By Staff Reporter |
Arizona will be fighting the Trump administration over its deregulation of motor vehicle and engine emissions.
Attorney General Kris Mayes announced her decision to sue the Environmental Protection Agency (EPA) alongside a coalition of states, counties, and cities over the agency’s decision last month to rescind the 2009 Greenhouse Gas Endangerment Finding.
The 2009 Greenhouse Gas Endangerment Finding followed the Supreme Court ruling Massachusetts v. EPA in 2007 granting the EPA authorization to regulate greenhouse gas emissions. The 2009 Greenhouse Gas Endangerment Finding resulted in emissions regulations for new motor vehicles and motor vehicle engines.
Mayes and the EPA disagree as to whether the Supreme Court’s 2007 ruling and the 2009 Greenhouse Gas Endangerment Finding were connected. Mayes maintains the decision directly gave the EPA regulatory authority, but the EPA maintains the decision merely recognized greenhouse gas emissions as air pollutants.
The EPA justified its decision based on its reading of the Clean Air Act (CAA), first established in 1965, and Supreme Court decisions overruling EPA regulations following the 2007 decision.
The EPA determined it lacked statutory authority to regulate greenhouse gas emissions for motor vehicles, specifically citing Section 202(a) of the CAA. Additionally, the EPA determined that its regulations “have not and cannot have any material impact on global climate change concerns, rendering them futile.”
According to the EPA, the 2009 Greenhouse Gas Endangerment Finding served as the legal prerequisite for the Biden administration’s push toward an electric vehicle mandate and the vehicle manufacturer industry shift toward start-stop features in cars.
As a result of the EPA’s new rule, engine and vehicle manufactures won’t be obligated to measure, control, or report greenhouse gas emissions for any highway engine and vehicle.

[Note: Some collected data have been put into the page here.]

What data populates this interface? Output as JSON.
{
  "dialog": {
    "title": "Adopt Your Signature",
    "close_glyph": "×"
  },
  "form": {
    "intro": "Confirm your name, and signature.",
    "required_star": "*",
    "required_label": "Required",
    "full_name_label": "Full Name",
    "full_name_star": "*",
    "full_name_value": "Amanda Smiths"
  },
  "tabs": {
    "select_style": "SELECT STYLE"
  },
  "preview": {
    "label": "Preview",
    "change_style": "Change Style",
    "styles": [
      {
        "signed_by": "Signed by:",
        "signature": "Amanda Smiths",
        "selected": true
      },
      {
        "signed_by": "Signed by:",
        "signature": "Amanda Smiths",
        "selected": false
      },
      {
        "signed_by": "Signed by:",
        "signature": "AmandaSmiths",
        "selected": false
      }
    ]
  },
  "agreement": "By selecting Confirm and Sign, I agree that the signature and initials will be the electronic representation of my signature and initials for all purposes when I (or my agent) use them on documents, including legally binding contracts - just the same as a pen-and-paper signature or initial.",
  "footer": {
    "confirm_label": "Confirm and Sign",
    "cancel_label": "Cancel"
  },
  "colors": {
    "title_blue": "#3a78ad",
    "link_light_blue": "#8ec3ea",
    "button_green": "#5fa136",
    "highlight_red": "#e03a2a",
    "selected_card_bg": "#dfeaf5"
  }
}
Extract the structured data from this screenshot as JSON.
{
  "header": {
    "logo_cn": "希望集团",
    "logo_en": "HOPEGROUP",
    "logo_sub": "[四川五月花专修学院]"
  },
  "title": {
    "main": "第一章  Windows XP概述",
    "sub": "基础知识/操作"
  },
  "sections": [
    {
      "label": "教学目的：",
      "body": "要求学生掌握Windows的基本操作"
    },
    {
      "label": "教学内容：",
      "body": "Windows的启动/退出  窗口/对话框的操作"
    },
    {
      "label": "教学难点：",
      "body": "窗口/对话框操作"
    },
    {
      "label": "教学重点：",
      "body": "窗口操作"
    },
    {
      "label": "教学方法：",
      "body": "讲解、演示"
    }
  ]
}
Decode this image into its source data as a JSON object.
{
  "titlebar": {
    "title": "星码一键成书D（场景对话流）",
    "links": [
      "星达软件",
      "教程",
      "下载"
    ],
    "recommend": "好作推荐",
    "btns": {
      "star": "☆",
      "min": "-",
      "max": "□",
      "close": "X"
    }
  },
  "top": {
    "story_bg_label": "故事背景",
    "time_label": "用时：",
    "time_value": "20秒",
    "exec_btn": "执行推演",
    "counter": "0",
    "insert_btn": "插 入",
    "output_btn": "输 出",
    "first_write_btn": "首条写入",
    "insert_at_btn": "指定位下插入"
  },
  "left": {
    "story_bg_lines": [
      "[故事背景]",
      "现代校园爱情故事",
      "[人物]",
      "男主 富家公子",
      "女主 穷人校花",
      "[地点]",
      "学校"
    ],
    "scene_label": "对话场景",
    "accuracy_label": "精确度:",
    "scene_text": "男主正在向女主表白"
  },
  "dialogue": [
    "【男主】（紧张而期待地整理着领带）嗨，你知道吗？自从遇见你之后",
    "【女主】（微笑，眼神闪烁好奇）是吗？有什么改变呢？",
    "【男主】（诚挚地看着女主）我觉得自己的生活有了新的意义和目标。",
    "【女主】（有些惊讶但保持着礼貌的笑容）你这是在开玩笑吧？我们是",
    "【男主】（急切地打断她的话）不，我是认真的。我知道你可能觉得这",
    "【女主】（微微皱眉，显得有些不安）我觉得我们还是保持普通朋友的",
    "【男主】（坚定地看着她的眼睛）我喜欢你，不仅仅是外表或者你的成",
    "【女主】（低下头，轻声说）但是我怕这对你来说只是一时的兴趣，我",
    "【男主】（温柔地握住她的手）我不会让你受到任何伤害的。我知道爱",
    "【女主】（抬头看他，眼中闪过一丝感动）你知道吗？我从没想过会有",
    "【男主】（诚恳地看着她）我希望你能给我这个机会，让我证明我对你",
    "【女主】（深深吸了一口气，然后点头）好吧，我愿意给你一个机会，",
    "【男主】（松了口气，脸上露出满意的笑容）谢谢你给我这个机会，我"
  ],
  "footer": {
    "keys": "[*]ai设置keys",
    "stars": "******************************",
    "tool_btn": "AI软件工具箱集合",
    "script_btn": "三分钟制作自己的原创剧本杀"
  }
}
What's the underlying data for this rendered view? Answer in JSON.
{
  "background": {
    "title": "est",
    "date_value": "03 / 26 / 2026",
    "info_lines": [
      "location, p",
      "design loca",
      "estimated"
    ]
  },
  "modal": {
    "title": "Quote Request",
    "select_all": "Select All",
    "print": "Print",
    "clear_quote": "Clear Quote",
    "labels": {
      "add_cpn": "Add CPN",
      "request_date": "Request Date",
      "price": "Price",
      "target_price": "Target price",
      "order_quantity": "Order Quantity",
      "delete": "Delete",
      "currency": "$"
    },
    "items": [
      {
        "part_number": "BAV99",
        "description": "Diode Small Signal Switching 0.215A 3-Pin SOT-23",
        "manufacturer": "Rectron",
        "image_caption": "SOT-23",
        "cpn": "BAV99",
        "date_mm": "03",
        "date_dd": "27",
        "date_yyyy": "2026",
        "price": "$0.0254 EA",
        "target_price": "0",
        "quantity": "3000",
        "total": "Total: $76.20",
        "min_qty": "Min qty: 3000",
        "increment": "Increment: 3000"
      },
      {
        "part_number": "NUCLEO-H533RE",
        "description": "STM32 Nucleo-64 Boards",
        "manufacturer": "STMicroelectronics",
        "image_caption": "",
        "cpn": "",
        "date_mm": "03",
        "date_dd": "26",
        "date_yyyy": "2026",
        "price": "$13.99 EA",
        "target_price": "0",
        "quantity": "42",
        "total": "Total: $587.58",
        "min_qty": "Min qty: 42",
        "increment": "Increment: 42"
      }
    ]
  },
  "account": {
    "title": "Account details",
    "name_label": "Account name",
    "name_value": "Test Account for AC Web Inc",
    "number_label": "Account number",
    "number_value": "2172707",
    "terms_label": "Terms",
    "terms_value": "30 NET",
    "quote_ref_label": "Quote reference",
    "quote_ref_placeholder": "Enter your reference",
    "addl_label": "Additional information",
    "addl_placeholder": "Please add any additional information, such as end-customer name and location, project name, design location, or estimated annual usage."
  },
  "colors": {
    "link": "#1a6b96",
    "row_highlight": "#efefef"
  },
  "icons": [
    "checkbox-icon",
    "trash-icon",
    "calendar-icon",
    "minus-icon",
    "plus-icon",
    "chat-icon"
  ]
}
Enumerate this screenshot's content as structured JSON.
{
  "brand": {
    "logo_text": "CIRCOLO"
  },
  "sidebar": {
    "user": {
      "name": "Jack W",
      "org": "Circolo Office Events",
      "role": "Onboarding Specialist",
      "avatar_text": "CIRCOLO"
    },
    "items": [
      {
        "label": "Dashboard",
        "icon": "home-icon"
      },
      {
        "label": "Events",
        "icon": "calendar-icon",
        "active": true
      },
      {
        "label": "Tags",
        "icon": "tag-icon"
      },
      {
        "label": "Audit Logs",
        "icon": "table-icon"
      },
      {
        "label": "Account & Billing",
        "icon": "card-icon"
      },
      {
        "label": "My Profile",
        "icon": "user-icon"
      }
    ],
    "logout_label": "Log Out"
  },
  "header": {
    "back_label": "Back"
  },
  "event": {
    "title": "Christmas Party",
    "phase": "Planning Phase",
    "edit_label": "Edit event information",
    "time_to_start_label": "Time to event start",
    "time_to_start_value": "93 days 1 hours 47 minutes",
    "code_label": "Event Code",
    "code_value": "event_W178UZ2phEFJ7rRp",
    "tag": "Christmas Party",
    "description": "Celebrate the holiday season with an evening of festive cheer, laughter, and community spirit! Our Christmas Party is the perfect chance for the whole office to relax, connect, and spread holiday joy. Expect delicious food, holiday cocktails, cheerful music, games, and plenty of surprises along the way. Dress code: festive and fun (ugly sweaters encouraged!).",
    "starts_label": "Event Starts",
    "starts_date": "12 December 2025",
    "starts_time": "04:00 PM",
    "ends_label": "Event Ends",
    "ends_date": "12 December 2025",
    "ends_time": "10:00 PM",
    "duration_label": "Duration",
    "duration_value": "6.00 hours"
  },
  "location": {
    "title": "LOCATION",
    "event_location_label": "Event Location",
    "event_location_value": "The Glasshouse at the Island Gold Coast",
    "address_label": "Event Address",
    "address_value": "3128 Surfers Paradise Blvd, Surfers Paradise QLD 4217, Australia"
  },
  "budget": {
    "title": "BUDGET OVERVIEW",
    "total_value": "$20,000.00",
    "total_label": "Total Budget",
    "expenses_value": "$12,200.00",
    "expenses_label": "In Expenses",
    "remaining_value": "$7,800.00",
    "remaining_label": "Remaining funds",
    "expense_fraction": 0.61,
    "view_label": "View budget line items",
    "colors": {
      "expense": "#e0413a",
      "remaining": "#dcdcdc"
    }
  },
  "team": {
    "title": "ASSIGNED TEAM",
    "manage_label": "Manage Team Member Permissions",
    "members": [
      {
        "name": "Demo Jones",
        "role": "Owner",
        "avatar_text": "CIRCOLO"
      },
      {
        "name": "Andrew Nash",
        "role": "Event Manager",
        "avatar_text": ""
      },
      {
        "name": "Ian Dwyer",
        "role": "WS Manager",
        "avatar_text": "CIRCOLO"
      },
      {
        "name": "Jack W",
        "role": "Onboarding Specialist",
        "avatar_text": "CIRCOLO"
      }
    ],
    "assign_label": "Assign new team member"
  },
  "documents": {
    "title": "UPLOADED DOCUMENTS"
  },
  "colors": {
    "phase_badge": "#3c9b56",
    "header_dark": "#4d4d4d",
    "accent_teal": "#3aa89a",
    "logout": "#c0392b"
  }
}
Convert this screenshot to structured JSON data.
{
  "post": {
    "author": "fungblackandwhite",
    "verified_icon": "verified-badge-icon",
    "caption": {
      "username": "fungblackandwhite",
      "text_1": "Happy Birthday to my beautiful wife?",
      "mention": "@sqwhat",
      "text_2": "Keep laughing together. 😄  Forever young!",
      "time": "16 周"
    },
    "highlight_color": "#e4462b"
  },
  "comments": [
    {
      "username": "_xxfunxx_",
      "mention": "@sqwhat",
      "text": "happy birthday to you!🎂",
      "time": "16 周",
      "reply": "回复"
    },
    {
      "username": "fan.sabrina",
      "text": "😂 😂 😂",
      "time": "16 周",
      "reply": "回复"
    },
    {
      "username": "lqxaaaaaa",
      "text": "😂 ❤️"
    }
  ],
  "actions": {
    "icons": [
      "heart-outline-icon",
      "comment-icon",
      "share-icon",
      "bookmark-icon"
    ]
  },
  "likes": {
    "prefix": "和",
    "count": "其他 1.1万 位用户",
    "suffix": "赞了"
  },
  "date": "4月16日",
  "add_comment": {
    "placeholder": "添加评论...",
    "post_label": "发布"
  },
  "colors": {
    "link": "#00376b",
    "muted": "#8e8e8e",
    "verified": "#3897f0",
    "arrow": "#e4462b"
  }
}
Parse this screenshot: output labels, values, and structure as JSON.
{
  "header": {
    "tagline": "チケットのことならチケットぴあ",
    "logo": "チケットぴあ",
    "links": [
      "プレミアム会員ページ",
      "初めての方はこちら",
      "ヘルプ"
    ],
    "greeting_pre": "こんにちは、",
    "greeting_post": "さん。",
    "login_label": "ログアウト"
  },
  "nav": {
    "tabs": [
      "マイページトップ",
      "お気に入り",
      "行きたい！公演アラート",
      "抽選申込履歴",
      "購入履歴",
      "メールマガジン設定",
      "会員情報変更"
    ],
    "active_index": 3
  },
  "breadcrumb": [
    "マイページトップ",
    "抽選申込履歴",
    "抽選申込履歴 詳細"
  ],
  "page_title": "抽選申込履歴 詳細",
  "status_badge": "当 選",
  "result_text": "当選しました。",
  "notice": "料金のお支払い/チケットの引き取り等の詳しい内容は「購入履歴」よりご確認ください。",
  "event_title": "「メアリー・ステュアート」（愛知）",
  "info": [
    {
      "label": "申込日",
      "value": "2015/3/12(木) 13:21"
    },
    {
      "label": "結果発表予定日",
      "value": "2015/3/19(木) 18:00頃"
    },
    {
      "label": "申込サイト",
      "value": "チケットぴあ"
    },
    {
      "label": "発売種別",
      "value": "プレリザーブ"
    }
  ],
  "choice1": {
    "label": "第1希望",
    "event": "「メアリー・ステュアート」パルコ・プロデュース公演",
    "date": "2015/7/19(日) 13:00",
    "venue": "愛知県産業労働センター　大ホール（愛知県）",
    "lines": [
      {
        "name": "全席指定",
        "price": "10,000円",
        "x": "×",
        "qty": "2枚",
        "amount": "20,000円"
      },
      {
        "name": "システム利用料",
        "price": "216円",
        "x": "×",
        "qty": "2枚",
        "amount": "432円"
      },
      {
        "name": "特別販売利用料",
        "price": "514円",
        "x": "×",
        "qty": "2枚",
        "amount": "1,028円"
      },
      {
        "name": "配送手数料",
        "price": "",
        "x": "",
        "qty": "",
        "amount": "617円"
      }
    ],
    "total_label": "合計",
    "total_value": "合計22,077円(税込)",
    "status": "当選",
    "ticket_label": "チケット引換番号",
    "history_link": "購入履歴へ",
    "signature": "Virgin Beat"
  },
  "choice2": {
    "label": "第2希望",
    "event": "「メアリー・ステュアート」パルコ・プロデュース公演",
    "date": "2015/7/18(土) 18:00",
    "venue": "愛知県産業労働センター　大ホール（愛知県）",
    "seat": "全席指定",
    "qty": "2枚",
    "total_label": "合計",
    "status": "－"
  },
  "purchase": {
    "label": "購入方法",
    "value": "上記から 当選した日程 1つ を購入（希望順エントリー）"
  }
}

Their action grandfathered in model years manufactured prior to the rule.
The EPA estimated the rescission amounted to “the largest deregulatory action in U.S. history,” and would save Americans over $1.3 trillion in vehicle costs. That amounts to an estimated $2,400 in savings for new cars and trucks.
The EPA issued a notice clarifying which regulations will be impacted by their new final rule. (A full regulatory impact analysis was made available here).
Mayes accused the Trump administration of rushing the rulemaking process and “blatantly disregarding the law and science.” Mayes blamed emissions for climate change, citing Arizona’s recent years of record summer heat and wildfires.
“On the day we file this lawsuit, much of Arizona is under an extreme heat warning due to an unprecedented early heatwave that has spiked temperatures over twenty degrees above normal,” said Mayes. “It is abundantly clear that greenhouse gas pollution has fueled climate change in our state and across the entire planet. The decision by the Trump administration to rescind the Endangerment Finding will only accelerate climate change. Putting the profits of the fossil fuel industry over the future of our planet is a failure of historic proportions and we will fight it with every tool we have.”
Mayes joined the lawsuit filed by the attorneys general for 22 states and D.C.: California, Colorado, Connecticut, Delaware, Hawaii, Illinois, Maine, Maryland, Massachusetts, Michigan, Minnesota, New Jersey, New Mexico, New York, Nevada, North Carolina, Oregon, Rhode Island, Vermont, Virginia, Washington, and Wisconsin. Their lawsuit was also joined by the governor of Pennsylvania, eight cities across seven states, and four counties across three states.